BEIRUT: Hasan effortlessly slides four circles of dough topped with ground beef off his steel paddle and into a long gas oven. Minutes later his paddle cuts through the air, spinning the pies and pulling them out transformed. With a flick of his wrists he places four steaming crispy lahm bi ajeen on the table next to him.
Hasan, thin with salt-and-pepper hair, points down to long planks laden with lahm bi ajeen, a savory pie topped with ground meat mixed with peppers and spices and sold around the country in up to a dozen variations. “They eat them like this in Nabatieh, like this is southern” says Hasan, the owner of a bakery in Beirut’s neighborhood of Bashoura.
On the next plank lies Beirut-style lahm bi ajeen, where the dough is topped with a lighter-colored ground meat that isn’t mixed with as many peppers and spices. The Tripoli style, on the other hand, is a smaller but thicker pie and the meat mixture is tangy thanks to pomegranate molasses.
At the back table one of Hasan’s workers is preparing Baalbek-style lahm bi ajeen known as sfiha. While a small ball of dough is typically stretched half a foot or more for the pie, it is instead spread just a few inches to make sfiha.
Sfiha uses a fattier mix of meat, which is supplied by the butcher adjacent to Hasan’s bakery. A small ball of the meat is then placed in the center of the thick dough. The dough’s sides are pulled up and pinched in around the meat to make a tart that is painted with oil before baking.
Men like Hasan wielding a long paddle as if it were an extension of their arms are at the heart of one of the most popular dishes in the country.
Lahm bi ajeen is usually served for breakfast but Lebanese eat them at all times of the day.
The small bakeries, which are equipped with ovens specifically used for baking crusts for lahm bi ajeen and manakeesh, dot the neighborhoods in every city and town across Lebanon.
Regional varieties of pies and tarts are so popular that they can be found nearly everywhere. Bakers use a combination of ground beef or lamb, mixed with a number of ingredients – onion, garlic, parsley, tomato, cumin, paprika, pomegranate molasses and hot peppers – depending on the region’s specialty. Orders come by the kilo and a small shop like Hasan’s can make between 1,000 and 2,000 pies a day.

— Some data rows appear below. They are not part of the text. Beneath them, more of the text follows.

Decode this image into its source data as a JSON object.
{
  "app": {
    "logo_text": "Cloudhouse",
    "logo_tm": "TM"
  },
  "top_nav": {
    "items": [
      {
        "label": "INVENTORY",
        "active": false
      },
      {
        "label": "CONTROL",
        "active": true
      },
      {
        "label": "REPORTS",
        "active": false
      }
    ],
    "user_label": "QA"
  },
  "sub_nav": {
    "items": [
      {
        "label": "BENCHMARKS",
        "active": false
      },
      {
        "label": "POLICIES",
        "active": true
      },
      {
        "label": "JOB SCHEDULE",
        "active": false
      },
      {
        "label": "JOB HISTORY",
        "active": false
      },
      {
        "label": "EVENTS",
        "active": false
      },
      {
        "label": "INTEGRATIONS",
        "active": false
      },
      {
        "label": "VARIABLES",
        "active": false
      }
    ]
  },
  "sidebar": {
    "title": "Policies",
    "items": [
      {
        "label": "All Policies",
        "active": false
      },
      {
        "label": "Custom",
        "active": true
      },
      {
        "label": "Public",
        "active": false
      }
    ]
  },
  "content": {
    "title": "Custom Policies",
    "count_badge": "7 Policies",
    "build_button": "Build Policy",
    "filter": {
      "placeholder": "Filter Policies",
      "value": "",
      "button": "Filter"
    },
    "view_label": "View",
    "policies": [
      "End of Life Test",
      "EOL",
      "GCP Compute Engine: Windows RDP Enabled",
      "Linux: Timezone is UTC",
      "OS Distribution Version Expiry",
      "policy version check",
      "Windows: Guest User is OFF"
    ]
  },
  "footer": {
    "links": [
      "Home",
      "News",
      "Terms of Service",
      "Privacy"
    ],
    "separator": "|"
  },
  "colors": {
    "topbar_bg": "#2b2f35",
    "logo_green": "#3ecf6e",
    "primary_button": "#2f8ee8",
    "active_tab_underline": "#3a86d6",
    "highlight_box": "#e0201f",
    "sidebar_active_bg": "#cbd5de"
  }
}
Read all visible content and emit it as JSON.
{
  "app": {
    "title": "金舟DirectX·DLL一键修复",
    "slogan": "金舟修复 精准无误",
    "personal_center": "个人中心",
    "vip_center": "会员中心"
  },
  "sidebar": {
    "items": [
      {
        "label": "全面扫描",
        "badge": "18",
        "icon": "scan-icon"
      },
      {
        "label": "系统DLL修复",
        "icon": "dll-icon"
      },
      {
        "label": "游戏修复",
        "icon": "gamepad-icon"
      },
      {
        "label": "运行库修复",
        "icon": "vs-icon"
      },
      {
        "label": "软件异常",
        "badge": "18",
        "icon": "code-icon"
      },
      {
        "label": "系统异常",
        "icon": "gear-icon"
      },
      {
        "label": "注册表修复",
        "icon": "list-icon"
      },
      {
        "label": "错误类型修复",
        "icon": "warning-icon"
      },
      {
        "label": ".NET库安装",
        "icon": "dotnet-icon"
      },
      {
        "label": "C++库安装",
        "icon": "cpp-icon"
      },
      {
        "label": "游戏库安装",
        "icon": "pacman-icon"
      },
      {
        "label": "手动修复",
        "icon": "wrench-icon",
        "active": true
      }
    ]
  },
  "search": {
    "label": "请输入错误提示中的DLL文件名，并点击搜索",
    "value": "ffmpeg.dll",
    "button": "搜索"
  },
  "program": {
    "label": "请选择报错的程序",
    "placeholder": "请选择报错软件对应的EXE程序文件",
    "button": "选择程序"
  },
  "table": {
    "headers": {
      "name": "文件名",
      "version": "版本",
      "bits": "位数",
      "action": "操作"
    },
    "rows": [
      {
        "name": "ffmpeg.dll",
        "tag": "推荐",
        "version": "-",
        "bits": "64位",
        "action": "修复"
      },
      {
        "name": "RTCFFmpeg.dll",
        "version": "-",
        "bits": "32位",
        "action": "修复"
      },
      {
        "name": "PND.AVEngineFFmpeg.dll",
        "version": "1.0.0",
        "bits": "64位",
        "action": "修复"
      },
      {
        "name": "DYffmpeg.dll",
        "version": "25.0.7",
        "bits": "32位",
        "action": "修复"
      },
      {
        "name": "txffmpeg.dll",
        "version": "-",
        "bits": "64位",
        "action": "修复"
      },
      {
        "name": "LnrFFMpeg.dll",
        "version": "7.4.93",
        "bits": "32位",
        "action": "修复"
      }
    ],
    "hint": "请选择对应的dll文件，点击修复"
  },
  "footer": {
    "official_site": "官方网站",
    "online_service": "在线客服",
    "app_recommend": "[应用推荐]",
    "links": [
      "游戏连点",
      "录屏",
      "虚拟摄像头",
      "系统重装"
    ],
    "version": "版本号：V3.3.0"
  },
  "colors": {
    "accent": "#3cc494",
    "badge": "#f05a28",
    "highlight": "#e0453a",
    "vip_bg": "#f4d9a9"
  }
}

A few kilometers north of Hasan’s shop, a small side-street door opens into a large room at the Ichkhanian Bakery where wide tables are covered with steaming meat pies. The bakery is home to an exceptionally long brick oven that every few minutes can churn out a dozen meat pies.
The Armenian meat pie is one the most popular versions of the dish. The meat is also mixed with spices, common for Armenian cuisine, and topped with a spritz of lemon. Buckets of spices to mix the meat with line a wall, and a mountain of flour sits on one table where a baker dunks ball after ball of dough and spreads it thin with a rolling pin.
Koharig Ichkhanian fills a ledger with an endless number of orders for 50-60 pies at a time. Her lahm bi ajeen is still made with a recipe from her mother, who opened up the shop in Zoqaq al-Blat in 1946 back when the area was a major Armenian neighborhood. The area may have changed but Ichkhanian’s recipe still proves popular.
“Everything is put together freshly,” she says as she watches over the bakers who fold the steaming pies with a muffled crunch before stacking them for delivery.
Preferences for how best to serve up the dish are as varied as the range of lahm bi ajeen.
People tend to seek out the bakery that best suits their taste and then wait in long lines once they find it.
Mohammad Ibrahim, a customer, says it’s important that the lahm bi ajeen isn’t too dry. “But not too much water,” he adds, grabbing a handful of the fresh pies and passing them to friends and strangers on the street with a smile.